次いでポリビニルアルコールに代えてエマルジョン型2液タイプのアクリル系接着剤(主剤が中央理化工業株式会社製 AP−P9739−3(固形分濃度55重量%)、硬化剤が中央理化工業株式会社製 GL−P9908(固形分濃度100重量%)、主剤/硬化剤=100/10)を用いた以外、実施例5と同様にして偏光板を得た。偏光板の初期性能は偏光度が100%、単体透過率が44.4%であった。そして耐湿熱試験後の偏光度保持率は80.1%、単体透過率は53.6%であった。
【0052】
【発明の効果】
本発明は以上のような構成からなるので、以下に記載する効果を奏す。
【0053】
本発明の偏光板は耐湿熱性に優れ、LCD用に最適な偏光板である。
【0054】
本発明の製造方法によれば、複雑な工程を必要とせず、生産性がよく、且つ、気泡の巻き込みもない品質が良好な偏光板を製造することができる。
Claims (4)
- ポリビニルアルコール系偏光膜の少なくとも1方の面に接着剤層を介して環状オレフィン系樹脂を主成分とする保護膜を積層してなる偏光板において、該接着剤がポリビニルアルコール系接着剤とアクリル系主剤とイソシアネート系硬化剤を主成分とする2液タイプ接着剤の混合物であることを特徴とする偏光板。

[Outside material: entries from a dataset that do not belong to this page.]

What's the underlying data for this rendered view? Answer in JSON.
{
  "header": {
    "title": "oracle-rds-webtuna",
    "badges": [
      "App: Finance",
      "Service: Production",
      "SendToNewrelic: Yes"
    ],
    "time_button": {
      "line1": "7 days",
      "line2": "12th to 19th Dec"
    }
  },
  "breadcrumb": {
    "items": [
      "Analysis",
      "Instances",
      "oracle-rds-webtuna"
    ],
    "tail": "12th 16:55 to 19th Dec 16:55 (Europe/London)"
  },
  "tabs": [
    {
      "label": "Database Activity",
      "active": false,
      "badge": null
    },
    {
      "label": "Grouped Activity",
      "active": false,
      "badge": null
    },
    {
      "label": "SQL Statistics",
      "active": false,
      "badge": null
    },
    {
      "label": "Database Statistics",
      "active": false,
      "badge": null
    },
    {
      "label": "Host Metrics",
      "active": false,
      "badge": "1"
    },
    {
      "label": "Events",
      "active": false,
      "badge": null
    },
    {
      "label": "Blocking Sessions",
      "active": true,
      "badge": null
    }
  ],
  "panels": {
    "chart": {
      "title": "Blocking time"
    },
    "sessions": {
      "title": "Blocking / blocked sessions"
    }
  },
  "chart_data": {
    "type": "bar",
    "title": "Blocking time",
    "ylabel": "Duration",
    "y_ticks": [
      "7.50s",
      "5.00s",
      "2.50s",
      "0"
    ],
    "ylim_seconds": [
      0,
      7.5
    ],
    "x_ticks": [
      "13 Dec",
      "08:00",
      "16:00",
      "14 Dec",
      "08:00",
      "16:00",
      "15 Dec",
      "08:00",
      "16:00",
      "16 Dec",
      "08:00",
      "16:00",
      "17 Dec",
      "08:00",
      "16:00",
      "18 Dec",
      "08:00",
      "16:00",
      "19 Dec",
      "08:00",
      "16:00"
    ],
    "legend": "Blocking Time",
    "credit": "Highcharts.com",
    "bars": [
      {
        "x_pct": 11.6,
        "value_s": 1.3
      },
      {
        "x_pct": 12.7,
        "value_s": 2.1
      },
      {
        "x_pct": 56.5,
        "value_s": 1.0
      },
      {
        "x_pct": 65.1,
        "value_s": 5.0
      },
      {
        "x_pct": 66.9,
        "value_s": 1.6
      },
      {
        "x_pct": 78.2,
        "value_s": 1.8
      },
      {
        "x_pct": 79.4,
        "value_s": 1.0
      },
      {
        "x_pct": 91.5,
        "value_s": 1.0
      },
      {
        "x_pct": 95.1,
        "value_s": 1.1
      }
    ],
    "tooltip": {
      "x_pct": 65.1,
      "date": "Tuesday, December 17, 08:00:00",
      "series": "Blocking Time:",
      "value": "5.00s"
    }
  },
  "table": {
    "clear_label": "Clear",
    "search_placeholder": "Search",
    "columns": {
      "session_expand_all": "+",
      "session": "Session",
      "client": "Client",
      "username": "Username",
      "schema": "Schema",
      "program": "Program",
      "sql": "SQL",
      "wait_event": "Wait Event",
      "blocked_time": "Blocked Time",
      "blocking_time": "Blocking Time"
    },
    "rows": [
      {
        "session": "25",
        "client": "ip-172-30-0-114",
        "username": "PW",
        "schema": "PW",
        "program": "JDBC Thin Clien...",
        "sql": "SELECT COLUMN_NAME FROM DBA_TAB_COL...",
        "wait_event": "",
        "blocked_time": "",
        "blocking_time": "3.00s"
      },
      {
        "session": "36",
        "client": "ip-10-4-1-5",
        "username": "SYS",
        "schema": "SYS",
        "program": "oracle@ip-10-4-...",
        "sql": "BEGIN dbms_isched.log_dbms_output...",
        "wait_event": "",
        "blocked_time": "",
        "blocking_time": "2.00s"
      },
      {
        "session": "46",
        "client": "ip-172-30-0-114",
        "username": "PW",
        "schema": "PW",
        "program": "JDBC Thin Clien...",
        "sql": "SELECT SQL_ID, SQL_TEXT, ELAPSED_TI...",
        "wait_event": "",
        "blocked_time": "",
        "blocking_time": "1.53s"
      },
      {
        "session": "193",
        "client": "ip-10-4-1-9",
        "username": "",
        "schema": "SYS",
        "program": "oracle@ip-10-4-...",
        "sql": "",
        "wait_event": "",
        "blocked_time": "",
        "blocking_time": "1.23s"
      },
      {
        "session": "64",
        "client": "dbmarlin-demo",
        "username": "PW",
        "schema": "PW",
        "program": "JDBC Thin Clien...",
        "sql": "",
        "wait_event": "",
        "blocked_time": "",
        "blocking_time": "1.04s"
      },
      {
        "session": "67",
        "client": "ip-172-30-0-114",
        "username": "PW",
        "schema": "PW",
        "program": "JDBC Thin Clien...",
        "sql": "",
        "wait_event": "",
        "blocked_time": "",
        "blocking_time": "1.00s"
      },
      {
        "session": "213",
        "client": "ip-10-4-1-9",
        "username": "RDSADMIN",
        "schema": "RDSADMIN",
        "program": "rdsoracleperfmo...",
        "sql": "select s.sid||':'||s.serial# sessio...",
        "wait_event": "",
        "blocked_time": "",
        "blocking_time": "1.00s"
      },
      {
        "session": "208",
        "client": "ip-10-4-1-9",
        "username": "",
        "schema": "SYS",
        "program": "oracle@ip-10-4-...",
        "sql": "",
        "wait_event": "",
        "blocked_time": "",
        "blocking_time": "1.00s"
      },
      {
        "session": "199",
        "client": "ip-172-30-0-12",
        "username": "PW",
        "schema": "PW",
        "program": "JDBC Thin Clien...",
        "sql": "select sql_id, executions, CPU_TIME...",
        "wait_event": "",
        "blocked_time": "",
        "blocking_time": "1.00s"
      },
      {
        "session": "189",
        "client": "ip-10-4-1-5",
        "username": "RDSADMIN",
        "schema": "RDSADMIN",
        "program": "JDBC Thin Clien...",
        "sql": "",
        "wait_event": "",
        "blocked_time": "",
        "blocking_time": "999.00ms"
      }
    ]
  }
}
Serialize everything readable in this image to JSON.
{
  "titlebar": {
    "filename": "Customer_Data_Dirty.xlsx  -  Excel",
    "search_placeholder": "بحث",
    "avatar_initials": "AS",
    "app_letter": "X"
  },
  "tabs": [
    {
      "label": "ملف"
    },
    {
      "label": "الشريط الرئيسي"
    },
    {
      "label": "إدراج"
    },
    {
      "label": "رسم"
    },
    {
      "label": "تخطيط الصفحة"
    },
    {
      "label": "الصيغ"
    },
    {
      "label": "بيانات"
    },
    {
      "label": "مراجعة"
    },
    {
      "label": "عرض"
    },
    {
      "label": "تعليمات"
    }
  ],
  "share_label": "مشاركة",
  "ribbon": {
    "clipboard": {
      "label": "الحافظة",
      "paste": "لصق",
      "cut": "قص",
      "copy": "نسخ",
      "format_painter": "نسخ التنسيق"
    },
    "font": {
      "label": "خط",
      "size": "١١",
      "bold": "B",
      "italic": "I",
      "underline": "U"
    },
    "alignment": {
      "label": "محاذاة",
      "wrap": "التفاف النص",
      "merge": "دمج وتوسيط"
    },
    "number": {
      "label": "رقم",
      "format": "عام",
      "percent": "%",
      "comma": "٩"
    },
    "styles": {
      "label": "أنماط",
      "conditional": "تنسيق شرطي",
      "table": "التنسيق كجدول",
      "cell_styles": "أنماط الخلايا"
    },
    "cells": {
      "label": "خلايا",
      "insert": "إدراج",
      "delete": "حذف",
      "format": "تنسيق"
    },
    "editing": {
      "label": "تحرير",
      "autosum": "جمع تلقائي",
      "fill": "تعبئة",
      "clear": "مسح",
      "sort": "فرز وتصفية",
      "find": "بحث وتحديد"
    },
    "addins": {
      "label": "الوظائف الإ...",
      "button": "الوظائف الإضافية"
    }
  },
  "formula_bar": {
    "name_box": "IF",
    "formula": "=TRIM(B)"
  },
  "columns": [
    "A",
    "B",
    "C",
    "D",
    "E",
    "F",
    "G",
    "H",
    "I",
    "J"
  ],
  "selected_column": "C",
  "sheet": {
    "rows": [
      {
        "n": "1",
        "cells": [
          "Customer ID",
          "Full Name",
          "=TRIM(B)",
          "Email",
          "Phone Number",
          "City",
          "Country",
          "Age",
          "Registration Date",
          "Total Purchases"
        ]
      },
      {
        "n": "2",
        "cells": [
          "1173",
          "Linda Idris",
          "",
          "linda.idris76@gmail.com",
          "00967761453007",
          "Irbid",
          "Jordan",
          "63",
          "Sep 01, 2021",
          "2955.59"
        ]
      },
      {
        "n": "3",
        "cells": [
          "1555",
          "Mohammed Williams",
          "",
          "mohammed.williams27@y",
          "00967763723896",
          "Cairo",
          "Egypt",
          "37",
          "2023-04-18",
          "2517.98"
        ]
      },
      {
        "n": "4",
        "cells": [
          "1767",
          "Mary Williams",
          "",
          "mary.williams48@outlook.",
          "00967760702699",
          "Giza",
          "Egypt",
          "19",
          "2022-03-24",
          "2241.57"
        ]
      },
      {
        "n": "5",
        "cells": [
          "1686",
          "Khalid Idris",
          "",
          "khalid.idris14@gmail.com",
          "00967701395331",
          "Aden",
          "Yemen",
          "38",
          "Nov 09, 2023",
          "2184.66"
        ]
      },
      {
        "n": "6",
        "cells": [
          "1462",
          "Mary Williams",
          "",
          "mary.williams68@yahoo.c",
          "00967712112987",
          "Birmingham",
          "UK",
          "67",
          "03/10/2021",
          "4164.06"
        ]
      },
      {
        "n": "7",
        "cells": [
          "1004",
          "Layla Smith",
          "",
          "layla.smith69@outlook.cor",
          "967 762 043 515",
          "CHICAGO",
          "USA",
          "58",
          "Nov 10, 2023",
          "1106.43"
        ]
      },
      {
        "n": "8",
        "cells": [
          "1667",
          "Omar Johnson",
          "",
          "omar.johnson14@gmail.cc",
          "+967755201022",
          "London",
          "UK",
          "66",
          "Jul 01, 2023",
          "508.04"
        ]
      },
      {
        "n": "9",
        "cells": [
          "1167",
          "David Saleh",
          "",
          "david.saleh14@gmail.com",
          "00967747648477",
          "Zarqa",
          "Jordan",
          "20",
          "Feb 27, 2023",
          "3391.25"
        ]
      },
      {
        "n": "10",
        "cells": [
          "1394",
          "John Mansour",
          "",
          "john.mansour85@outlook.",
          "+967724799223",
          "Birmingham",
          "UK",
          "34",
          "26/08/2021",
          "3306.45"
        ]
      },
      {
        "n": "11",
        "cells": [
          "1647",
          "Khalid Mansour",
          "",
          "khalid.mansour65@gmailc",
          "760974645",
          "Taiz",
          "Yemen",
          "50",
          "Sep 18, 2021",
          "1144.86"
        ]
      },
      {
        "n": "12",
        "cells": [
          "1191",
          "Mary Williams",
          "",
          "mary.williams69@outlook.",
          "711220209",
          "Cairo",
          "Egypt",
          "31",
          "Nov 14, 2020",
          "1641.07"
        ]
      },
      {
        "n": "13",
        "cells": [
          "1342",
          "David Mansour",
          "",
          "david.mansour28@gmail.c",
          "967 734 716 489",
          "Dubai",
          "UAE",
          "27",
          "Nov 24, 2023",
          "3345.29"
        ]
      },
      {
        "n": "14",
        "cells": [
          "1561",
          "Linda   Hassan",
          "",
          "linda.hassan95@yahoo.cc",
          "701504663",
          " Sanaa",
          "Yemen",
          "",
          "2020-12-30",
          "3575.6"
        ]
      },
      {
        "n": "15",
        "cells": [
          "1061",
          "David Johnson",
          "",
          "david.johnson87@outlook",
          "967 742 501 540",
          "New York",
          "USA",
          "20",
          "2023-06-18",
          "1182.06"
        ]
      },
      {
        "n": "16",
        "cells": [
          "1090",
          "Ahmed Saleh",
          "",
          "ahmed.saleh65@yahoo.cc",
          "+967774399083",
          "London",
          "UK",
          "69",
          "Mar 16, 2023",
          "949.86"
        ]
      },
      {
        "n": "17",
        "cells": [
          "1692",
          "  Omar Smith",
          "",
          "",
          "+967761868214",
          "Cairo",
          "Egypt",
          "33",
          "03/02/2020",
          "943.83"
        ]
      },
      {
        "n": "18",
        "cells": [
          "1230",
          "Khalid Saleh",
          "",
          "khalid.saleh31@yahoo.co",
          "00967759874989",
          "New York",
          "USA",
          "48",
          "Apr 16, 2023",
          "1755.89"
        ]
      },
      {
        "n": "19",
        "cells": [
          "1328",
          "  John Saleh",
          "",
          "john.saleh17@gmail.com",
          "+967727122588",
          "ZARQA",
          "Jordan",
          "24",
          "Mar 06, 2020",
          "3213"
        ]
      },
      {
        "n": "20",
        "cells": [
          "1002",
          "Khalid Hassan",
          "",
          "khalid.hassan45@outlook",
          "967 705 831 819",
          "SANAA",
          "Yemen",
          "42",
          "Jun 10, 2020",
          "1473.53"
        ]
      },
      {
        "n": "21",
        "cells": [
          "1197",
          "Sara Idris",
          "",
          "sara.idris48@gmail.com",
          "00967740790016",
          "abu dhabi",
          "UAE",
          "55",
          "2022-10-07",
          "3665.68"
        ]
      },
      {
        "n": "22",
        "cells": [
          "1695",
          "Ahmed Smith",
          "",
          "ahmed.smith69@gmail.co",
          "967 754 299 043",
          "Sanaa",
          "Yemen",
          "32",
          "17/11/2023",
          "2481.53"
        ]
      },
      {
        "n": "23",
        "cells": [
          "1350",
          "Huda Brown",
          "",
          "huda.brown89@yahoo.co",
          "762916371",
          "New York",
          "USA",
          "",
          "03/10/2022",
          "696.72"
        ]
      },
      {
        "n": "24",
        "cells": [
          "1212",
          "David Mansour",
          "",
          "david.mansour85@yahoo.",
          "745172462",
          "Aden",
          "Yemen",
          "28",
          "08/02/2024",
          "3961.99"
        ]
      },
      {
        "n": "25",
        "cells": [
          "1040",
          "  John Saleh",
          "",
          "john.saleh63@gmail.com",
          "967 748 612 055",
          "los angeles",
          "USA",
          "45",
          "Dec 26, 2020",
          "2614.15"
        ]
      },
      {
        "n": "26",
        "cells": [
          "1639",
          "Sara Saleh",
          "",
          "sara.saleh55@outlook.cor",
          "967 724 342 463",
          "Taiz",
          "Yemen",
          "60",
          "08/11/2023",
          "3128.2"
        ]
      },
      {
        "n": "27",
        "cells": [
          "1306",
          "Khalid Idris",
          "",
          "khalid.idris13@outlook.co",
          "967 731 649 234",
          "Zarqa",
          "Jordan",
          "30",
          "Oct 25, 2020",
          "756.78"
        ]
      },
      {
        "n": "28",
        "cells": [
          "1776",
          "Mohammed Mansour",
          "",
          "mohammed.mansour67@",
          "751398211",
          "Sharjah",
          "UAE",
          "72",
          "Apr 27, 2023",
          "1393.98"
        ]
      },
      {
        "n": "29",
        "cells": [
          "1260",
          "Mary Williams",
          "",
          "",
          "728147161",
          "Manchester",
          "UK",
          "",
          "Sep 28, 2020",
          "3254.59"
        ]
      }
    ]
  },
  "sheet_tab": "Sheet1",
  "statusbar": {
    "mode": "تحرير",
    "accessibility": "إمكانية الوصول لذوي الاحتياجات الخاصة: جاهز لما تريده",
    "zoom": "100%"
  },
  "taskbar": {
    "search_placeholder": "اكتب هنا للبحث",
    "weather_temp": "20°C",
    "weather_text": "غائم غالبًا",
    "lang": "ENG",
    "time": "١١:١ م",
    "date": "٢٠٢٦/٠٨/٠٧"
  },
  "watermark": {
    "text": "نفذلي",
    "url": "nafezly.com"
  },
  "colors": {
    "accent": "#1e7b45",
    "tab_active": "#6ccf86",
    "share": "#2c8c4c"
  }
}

- 接着剤原液が完全には乾燥していない状態で、偏光膜と保護膜とを積層する工程を含む請求項1記載の偏光板の製造方法。
- ポリビニルアルコール系偏光膜の少なくとも1方の面に接着剤層を介して環状オレフィン系樹脂を主成分とする保護膜を積層してなる偏光板において、該接着剤層がポリビニルアルコール系接着剤層とアクリル系主剤とイソシアネート系硬化剤を主成分とする2液タイプ接着剤層の積層構成からなる層であることを特徴とする偏光板。
- ポリビニルアルコール系接着剤原液又はアクリル系主剤とイソシアネート系硬化剤を主成分とする2液タイプ接着剤原液が完全には乾燥していない状態で、偏光膜と保護膜とを積層する工程を含む請求項3記載の偏光板の製造方法。